Pero el trabajo de mi papá no paró ahí, con la ayuda de mi mamá, Amantina, la esposa que lo ha acompañado durante los últimos casi sesenta años de vida, sembró frutales, árboles de fresca, bambús y matas de jardín, pisó la tierra con grama y bordeó el área completa del terreno con estacones de dos metros y medio, que pintó de rojo y blanco, y recorrió el límite que hacían con alambre de púas. Allí, muchas veces, la familia entera hemos pasado fines de semana compartiendo con los vecinos, comiendo sancocho al mediodía y fríjoles en la noche, y durmiendo plácidamente al amparo de las estrellas mojadas, el canto de los grillos y el titilante brillo que despiden en la noche las luciérnagas, los curucusíes, los cucuyos y demás bichos de luz.
Reinaldo también tuvo hijos, cinco, y yo soy uno de esos.
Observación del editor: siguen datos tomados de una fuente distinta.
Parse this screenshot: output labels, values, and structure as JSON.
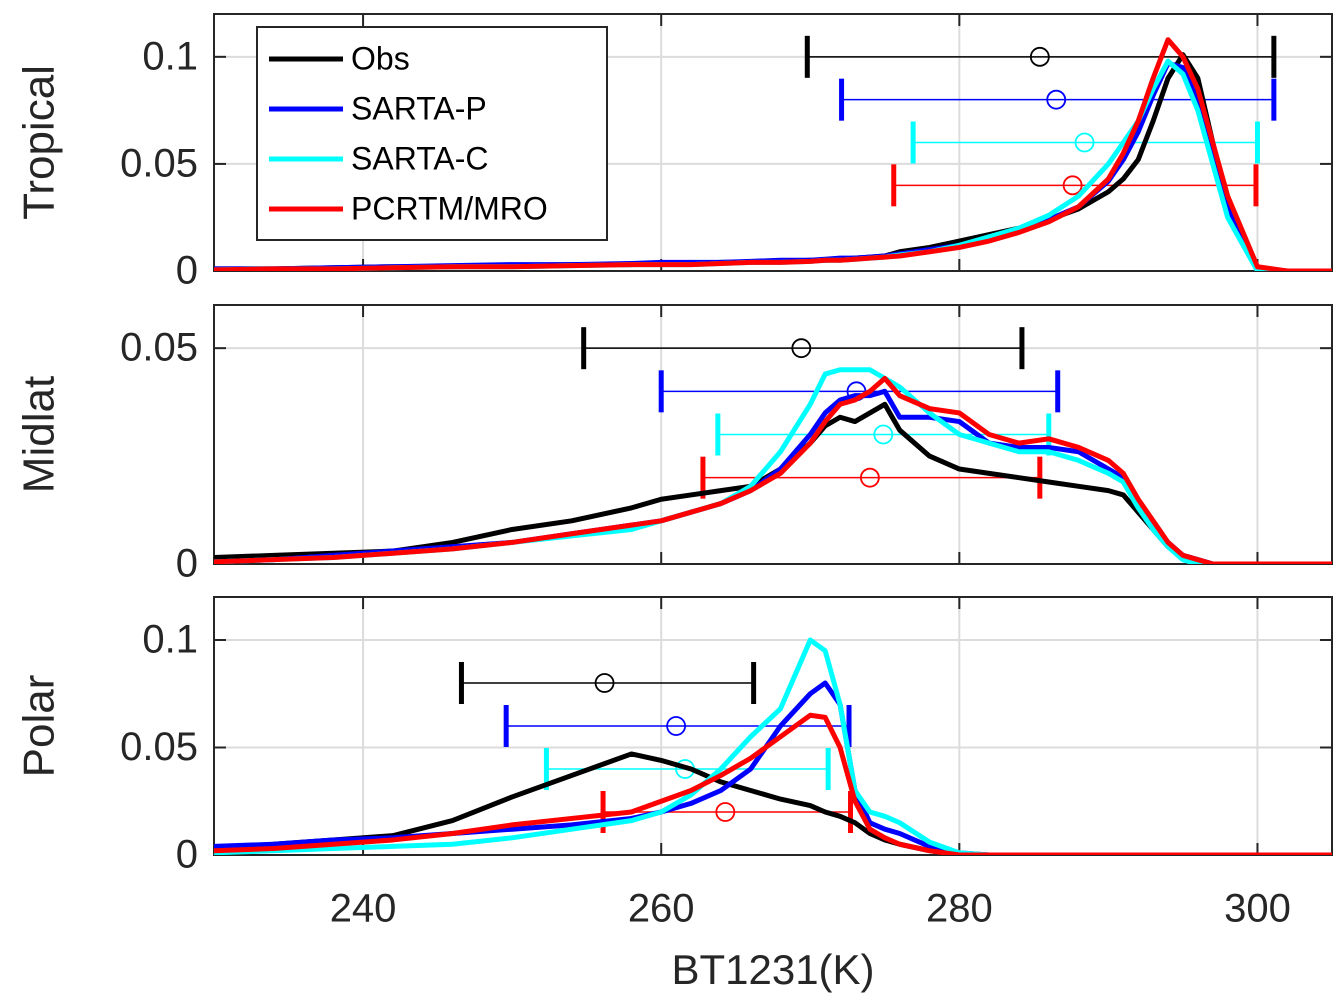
{
  "chart_data": [
    {
      "type": "line",
      "ylabel": "Tropical",
      "xlim": [
        230,
        305
      ],
      "ylim": [
        0,
        0.12
      ],
      "yticks": [
        0,
        0.05,
        0.1
      ],
      "xticks": [
        240,
        260,
        280,
        300
      ],
      "grid": true,
      "legend": "upper left",
      "x": [
        230,
        234,
        238,
        242,
        246,
        250,
        254,
        258,
        260,
        262,
        264,
        266,
        268,
        270,
        271,
        272,
        273,
        274,
        275,
        276,
        278,
        280,
        282,
        284,
        286,
        288,
        290,
        291,
        292,
        293,
        294,
        295,
        296,
        297,
        298,
        300,
        302,
        305
      ],
      "series": [
        {
          "name": "Obs",
          "color": "#000000",
          "values": [
            0.001,
            0.001,
            0.0015,
            0.002,
            0.002,
            0.0025,
            0.003,
            0.003,
            0.0035,
            0.0035,
            0.004,
            0.004,
            0.0045,
            0.005,
            0.005,
            0.0055,
            0.006,
            0.0065,
            0.007,
            0.009,
            0.011,
            0.014,
            0.017,
            0.02,
            0.024,
            0.029,
            0.037,
            0.043,
            0.052,
            0.07,
            0.09,
            0.101,
            0.09,
            0.06,
            0.03,
            0,
            0,
            0
          ],
          "errorbar": {
            "x": 285.4,
            "xmin": 269.8,
            "xmax": 301.1,
            "y": 0.1
          }
        },
        {
          "name": "SARTA-P",
          "color": "#0000ff",
          "values": [
            0.001,
            0.001,
            0.0015,
            0.002,
            0.0025,
            0.003,
            0.003,
            0.0035,
            0.004,
            0.004,
            0.004,
            0.0045,
            0.005,
            0.005,
            0.0055,
            0.006,
            0.006,
            0.0065,
            0.007,
            0.008,
            0.01,
            0.012,
            0.015,
            0.019,
            0.024,
            0.03,
            0.042,
            0.052,
            0.065,
            0.082,
            0.097,
            0.095,
            0.08,
            0.055,
            0.03,
            0.001,
            0,
            0
          ],
          "errorbar": {
            "x": 286.5,
            "xmin": 272.1,
            "xmax": 301.1,
            "y": 0.08
          }
        },
        {
          "name": "SARTA-C",
          "color": "#00ffff",
          "values": [
            0.0005,
            0.001,
            0.001,
            0.0015,
            0.002,
            0.002,
            0.0025,
            0.003,
            0.003,
            0.003,
            0.0035,
            0.004,
            0.004,
            0.0045,
            0.005,
            0.005,
            0.0055,
            0.006,
            0.0065,
            0.0075,
            0.009,
            0.012,
            0.016,
            0.02,
            0.026,
            0.035,
            0.05,
            0.06,
            0.07,
            0.085,
            0.098,
            0.092,
            0.075,
            0.05,
            0.025,
            0,
            0,
            0
          ],
          "errorbar": {
            "x": 288.4,
            "xmin": 276.9,
            "xmax": 300.0,
            "y": 0.06
          }
        },
        {
          "name": "PCRTM/MRO",
          "color": "#ff0000",
          "values": [
            0.0005,
            0.001,
            0.001,
            0.0015,
            0.002,
            0.002,
            0.0025,
            0.003,
            0.003,
            0.003,
            0.0035,
            0.004,
            0.004,
            0.0045,
            0.005,
            0.005,
            0.0055,
            0.006,
            0.0065,
            0.007,
            0.009,
            0.011,
            0.014,
            0.018,
            0.023,
            0.03,
            0.043,
            0.055,
            0.07,
            0.09,
            0.108,
            0.1,
            0.085,
            0.06,
            0.035,
            0.002,
            0,
            0
          ],
          "errorbar": {
            "x": 287.6,
            "xmin": 275.6,
            "xmax": 299.9,
            "y": 0.04
          }
        }
      ]
    },
    {
      "type": "line",
      "ylabel": "Midlat",
      "xlim": [
        230,
        305
      ],
      "ylim": [
        0,
        0.06
      ],
      "yticks": [
        0,
        0.05
      ],
      "xticks": [
        240,
        260,
        280,
        300
      ],
      "grid": true,
      "x": [
        230,
        234,
        238,
        242,
        246,
        250,
        254,
        258,
        260,
        262,
        264,
        266,
        268,
        270,
        271,
        272,
        273,
        274,
        275,
        276,
        278,
        280,
        282,
        284,
        286,
        288,
        290,
        291,
        292,
        293,
        294,
        295,
        296,
        297,
        298,
        300,
        302,
        305
      ],
      "series": [
        {
          "name": "Obs",
          "color": "#000000",
          "values": [
            0.0015,
            0.002,
            0.0025,
            0.003,
            0.005,
            0.008,
            0.01,
            0.013,
            0.015,
            0.016,
            0.017,
            0.018,
            0.022,
            0.028,
            0.032,
            0.034,
            0.033,
            0.035,
            0.037,
            0.031,
            0.025,
            0.022,
            0.021,
            0.02,
            0.019,
            0.018,
            0.017,
            0.016,
            0.012,
            0.008,
            0.004,
            0.002,
            0.001,
            0,
            0,
            0,
            0,
            0
          ],
          "errorbar": {
            "x": 269.4,
            "xmin": 254.8,
            "xmax": 284.2,
            "y": 0.05
          }
        },
        {
          "name": "SARTA-P",
          "color": "#0000ff",
          "values": [
            0.0005,
            0.001,
            0.002,
            0.003,
            0.004,
            0.005,
            0.007,
            0.009,
            0.01,
            0.012,
            0.014,
            0.017,
            0.022,
            0.03,
            0.035,
            0.038,
            0.039,
            0.039,
            0.04,
            0.034,
            0.034,
            0.033,
            0.028,
            0.027,
            0.027,
            0.026,
            0.022,
            0.02,
            0.014,
            0.009,
            0.005,
            0.002,
            0.001,
            0,
            0,
            0,
            0,
            0
          ],
          "errorbar": {
            "x": 273.1,
            "xmin": 260.0,
            "xmax": 286.6,
            "y": 0.04
          }
        },
        {
          "name": "SARTA-C",
          "color": "#00ffff",
          "values": [
            0.0005,
            0.001,
            0.0015,
            0.0025,
            0.0035,
            0.005,
            0.0065,
            0.008,
            0.01,
            0.012,
            0.014,
            0.018,
            0.026,
            0.037,
            0.044,
            0.045,
            0.045,
            0.045,
            0.043,
            0.041,
            0.035,
            0.03,
            0.028,
            0.026,
            0.026,
            0.024,
            0.021,
            0.019,
            0.013,
            0.008,
            0.004,
            0.001,
            0,
            0,
            0,
            0,
            0,
            0
          ],
          "errorbar": {
            "x": 274.9,
            "xmin": 263.8,
            "xmax": 286.0,
            "y": 0.03
          }
        },
        {
          "name": "PCRTM/MRO",
          "color": "#ff0000",
          "values": [
            0.0005,
            0.001,
            0.0015,
            0.0025,
            0.0035,
            0.005,
            0.007,
            0.009,
            0.01,
            0.012,
            0.014,
            0.017,
            0.021,
            0.028,
            0.033,
            0.037,
            0.038,
            0.04,
            0.043,
            0.039,
            0.036,
            0.035,
            0.03,
            0.028,
            0.029,
            0.027,
            0.024,
            0.021,
            0.015,
            0.01,
            0.005,
            0.002,
            0.001,
            0,
            0,
            0,
            0,
            0
          ],
          "errorbar": {
            "x": 274.0,
            "xmin": 262.8,
            "xmax": 285.4,
            "y": 0.02
          }
        }
      ]
    },
    {
      "type": "line",
      "ylabel": "Polar",
      "xlabel": "BT1231(K)",
      "xlim": [
        230,
        305
      ],
      "ylim": [
        0,
        0.12
      ],
      "yticks": [
        0,
        0.05,
        0.1
      ],
      "xticks": [
        240,
        260,
        280,
        300
      ],
      "grid": true,
      "x": [
        230,
        234,
        238,
        242,
        246,
        250,
        254,
        258,
        260,
        262,
        264,
        266,
        268,
        270,
        271,
        272,
        273,
        274,
        275,
        276,
        278,
        280,
        282,
        284,
        286,
        288,
        290,
        291,
        292,
        293,
        294,
        295,
        296,
        297,
        298,
        300,
        302,
        305
      ],
      "series": [
        {
          "name": "Obs",
          "color": "#000000",
          "values": [
            0.003,
            0.005,
            0.007,
            0.009,
            0.016,
            0.027,
            0.037,
            0.047,
            0.044,
            0.04,
            0.034,
            0.03,
            0.026,
            0.023,
            0.02,
            0.018,
            0.015,
            0.01,
            0.007,
            0.005,
            0.002,
            0,
            0,
            0,
            0,
            0,
            0,
            0,
            0,
            0,
            0,
            0,
            0,
            0,
            0,
            0,
            0,
            0
          ],
          "errorbar": {
            "x": 256.2,
            "xmin": 246.6,
            "xmax": 266.2,
            "y": 0.08
          }
        },
        {
          "name": "SARTA-P",
          "color": "#0000ff",
          "values": [
            0.004,
            0.005,
            0.007,
            0.008,
            0.01,
            0.012,
            0.014,
            0.017,
            0.02,
            0.024,
            0.03,
            0.04,
            0.06,
            0.075,
            0.08,
            0.07,
            0.03,
            0.015,
            0.012,
            0.01,
            0.004,
            0.001,
            0,
            0,
            0,
            0,
            0,
            0,
            0,
            0,
            0,
            0,
            0,
            0,
            0,
            0,
            0,
            0
          ],
          "errorbar": {
            "x": 261.0,
            "xmin": 249.6,
            "xmax": 272.6,
            "y": 0.06
          }
        },
        {
          "name": "SARTA-C",
          "color": "#00ffff",
          "values": [
            0.001,
            0.002,
            0.003,
            0.004,
            0.005,
            0.008,
            0.012,
            0.016,
            0.02,
            0.028,
            0.04,
            0.055,
            0.068,
            0.1,
            0.095,
            0.07,
            0.03,
            0.02,
            0.018,
            0.015,
            0.006,
            0.001,
            0,
            0,
            0,
            0,
            0,
            0,
            0,
            0,
            0,
            0,
            0,
            0,
            0,
            0,
            0,
            0
          ],
          "errorbar": {
            "x": 261.6,
            "xmin": 252.3,
            "xmax": 271.2,
            "y": 0.04
          }
        },
        {
          "name": "PCRTM/MRO",
          "color": "#ff0000",
          "values": [
            0.002,
            0.003,
            0.005,
            0.007,
            0.01,
            0.014,
            0.017,
            0.02,
            0.025,
            0.03,
            0.037,
            0.045,
            0.055,
            0.065,
            0.064,
            0.05,
            0.025,
            0.012,
            0.008,
            0.005,
            0.002,
            0,
            0,
            0,
            0,
            0,
            0,
            0,
            0,
            0,
            0,
            0,
            0,
            0,
            0,
            0,
            0,
            0
          ],
          "errorbar": {
            "x": 264.3,
            "xmin": 256.1,
            "xmax": 272.7,
            "y": 0.02
          }
        }
      ]
    }
  ]
}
Nos acompañó desde niños en nuestro crecimiento, nos enseñó lo bueno y lo malo de la vida, y nos mostró el camino de flores y el terreno escarpado. Nunca nos obligó a nada, y, más bien, siempre nos presentó muchas opciones. Recuerdo una tarde-noche que llegué de la escuela con las rodillas abiertas en el pantalón y en la piel, porque un compañero de otro grupo, más grande que yo, me había empujado y lanzado a tierra. Sé que al papá le dolieron en el alma mis heridas, y como sabía que ir a buscar a aquel hombre para vengarse no era la solución, tomó un cojín que puso contra la pared, y me dijo que lo golpeara [al cojín] tanto y tan fuerte como pudiera. Yo lo hice, primero con dolor y con rabia, después con risa y pasión, porque aquella venganza se convirtió en un juego de niños en el que me divertí mucho. Al día siguiente, fui de nuevo a la escuela y vi a aquel compañero más grande que yo como si nada hubiera pasado. Y, de hecho, nada más pasó.
«Plantar un árbol, tener un hijo y escribir un libro».
Una somera interpretación de las palabras de José Martí nos empujaría a decir que es la mejor forma de que nos recuerden por lo que creamos en vida, lo que hicimos y lo que enseñamos. Otros dirían simplemente que es la manera de dejar huella. De cualquier forma, es crear sustancia, materia y alma, para que el mundo y el universo se sigan construyendo, sigan buscando su propia evolución consciente. Y es precisamente lo que hace Reinaldo Patiño Arango con esta obra, poner su grano de arena para perpetuarse, sí, pero también, y más allá de eso, para crear sustancia, materia y alma, para que el mundo y el universo se sigan construyendo, sigan buscando su propia evolución consciente. Enhorabuena a Reinaldo por tan agradable y valiosa obra y buena lectura para los lectores de la misma.
Prólogo del libro 365 Frases inspiradoras. Lo mejor de los mejores.